Oui, on peut marcher à L.A., on le voit d’ailleurs sur ces panneaux : le bonhomme qui marche sur la montagne et celui qui marche sur l’épicerie en témoignent. Comme on me l’avait dit, les seules personnes qui se déplacent à pied dans cette mégalopole sont les sans-abris, les personnes qui parlent toutes seules et quelques excentriques. Ce matin, alors que nous descendions de chez nous, à l’extrême nord d’Altadena, au pied des montagnes, jusqu’au sud de Pasadena, quelques hurluberlus nous ont emboîté le pas et nous avons imaginé arriver à Malibu à la tête d’une armée de freaks.
J’initie Valentina à ma manière de découvrir les villes ; elle apprécie beaucoup, malgré les ampoules. Au fil des rues, j’ai vu des échantillons des différents habitats qui m’attirent depuis toujours ici, les maisons en adobe ou en bois, les grandes demeures grandiloquentes et les petites bicoques délabrées, les rues sinueuses et les rues en damier, le plat et le (parfois très) vallonné.
Aujourd’hui, nous avons résisté à la tentation du pédalo sur Echo Parl Lake.
Nous avons vu des oies du Canada, des foulques exactement semblables à celles de chez nous et une aigrette à l’air suspicieux mais qui, contrairement à celles de chez nous, ne fuit pas à l’approche des humaines.
Ici, un bâtiment que j’aime beaucoup parce qu’on peut se croire dans les années 1920 quand on fait abstraction de celui qui se dresse derrière lui, mais que Valentina déteste.
Quand nous l’avons atteint, nous venions de surmonter notre peur en traversant une zone parfaitement hostile et entrions dans le quartier dont je m’attendais contre tous avertissements à ce qu’il soit rassurant mais qui s’est avéré le plus flippant que j’aie jamais vu : Downtown.
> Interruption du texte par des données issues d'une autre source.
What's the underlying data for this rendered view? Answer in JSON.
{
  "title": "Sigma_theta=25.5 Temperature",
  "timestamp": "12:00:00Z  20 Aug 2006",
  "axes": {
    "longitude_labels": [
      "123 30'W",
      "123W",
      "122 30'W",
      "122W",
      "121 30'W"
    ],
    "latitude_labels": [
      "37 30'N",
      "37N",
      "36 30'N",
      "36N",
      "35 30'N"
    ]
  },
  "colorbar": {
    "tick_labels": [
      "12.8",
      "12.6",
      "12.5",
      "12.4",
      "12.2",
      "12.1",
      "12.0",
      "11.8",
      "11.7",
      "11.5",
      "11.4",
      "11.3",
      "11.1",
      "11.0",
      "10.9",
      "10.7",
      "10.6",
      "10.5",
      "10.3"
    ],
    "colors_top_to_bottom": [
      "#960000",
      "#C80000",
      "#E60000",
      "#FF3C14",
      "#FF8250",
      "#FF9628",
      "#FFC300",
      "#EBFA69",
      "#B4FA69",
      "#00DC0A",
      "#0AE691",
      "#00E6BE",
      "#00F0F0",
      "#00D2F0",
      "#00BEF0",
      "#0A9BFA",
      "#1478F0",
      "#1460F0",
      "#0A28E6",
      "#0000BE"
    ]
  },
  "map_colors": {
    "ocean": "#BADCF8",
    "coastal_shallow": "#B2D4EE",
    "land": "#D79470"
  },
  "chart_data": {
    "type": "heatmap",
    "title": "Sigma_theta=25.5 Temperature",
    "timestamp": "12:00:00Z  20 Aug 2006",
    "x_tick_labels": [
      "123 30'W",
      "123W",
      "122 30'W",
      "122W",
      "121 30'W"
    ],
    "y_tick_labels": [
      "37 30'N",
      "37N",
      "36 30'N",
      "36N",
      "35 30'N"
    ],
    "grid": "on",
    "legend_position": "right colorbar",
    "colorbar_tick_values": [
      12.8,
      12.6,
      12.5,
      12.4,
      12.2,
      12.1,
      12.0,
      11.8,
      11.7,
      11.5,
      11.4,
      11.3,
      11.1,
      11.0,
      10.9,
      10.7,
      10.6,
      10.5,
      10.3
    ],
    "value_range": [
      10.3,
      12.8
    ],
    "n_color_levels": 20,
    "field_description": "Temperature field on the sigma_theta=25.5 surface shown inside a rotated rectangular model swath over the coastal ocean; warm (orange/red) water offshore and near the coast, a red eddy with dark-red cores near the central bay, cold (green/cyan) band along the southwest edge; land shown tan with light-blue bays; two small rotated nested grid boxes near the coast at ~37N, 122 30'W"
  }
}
En tout cas, c’est assurément le quartier le plus étrange et le plus inquiétant de L.A. – et je ne veux même pas parler de Skid Row et de ses 15.000 sans-abris dont le tentes bordent les rues de part et d’autre, à quelques pas des plus grandes fortunes de Californie. Le mélange de misère et de capitalisme effréné paraît encore plus choquant ici qu’à Paris, où déjà il me répugne infiniment.
Nous avions choisi pour destination The Last Bookstore, immense librairie-disquaire aux plafonds d’opéra, un lieu d’un autre siècle qui vend notamment des livres rares et signés. Je m’attendais à un centre-ville typique, à cause des buildings que l’on voit depuis toute la ville et c’était un peu le cas, certes, mais comme dans un film post-apocalyptique. On ne s’en douterait pas sur l’image ci-dessous mais Downtown est un coupe-gorge géant où même les commerces franchisés donnent un frisson d’effroi, Starbucks crasseux et magasins de baskets déserts, où les cinémas qui ont vu passer sur des tapis rouges les plus grands acteurs des années 1920 à 1950 sont devenus des prêteurs sur gage miteux ou autres établissements interlopes, quand leurs porches ne servent pas simplement d’abri de fortune semi-meublés. Quant à l’atmosphère qui règne sur ses rues désolées, un volet de fer sur trois baissé irrémédiablement, elle passe toute description. Downtown L.A. est une vision de cauchemar – Valentina acquiesce, elle aussi pense que c’est ce dont il s’agit. J’ai traversé ce cauchemar, je l’ai habité pendant quelques heures avec un sentiment mélangé d’effarement et de fascination. Cette expérience restera sans doute la plus marquante de mes explorations urbaines ; même Hollywood Boulevard ne m’a pas autant bouleversée. On est là dans une réalité qui rejoint tant de films d’anticipation bien connus qu’on est subitement coupé de toute réalité extérieure – au point que notre passage à The Last Bookstore m’a évoqué ces scènes de films où des personnages se réfugient dans des bâtiments luxueux assaillis par toutes sortes de menaces terribles. Dehors règne rien moins que le chaos.
Autant dire que je n’ai pas osé prendre de photo à hauteur d’humain.e – à part celle-ci et deux ou trois autres qui ne rendent rien, à la nuit tombée.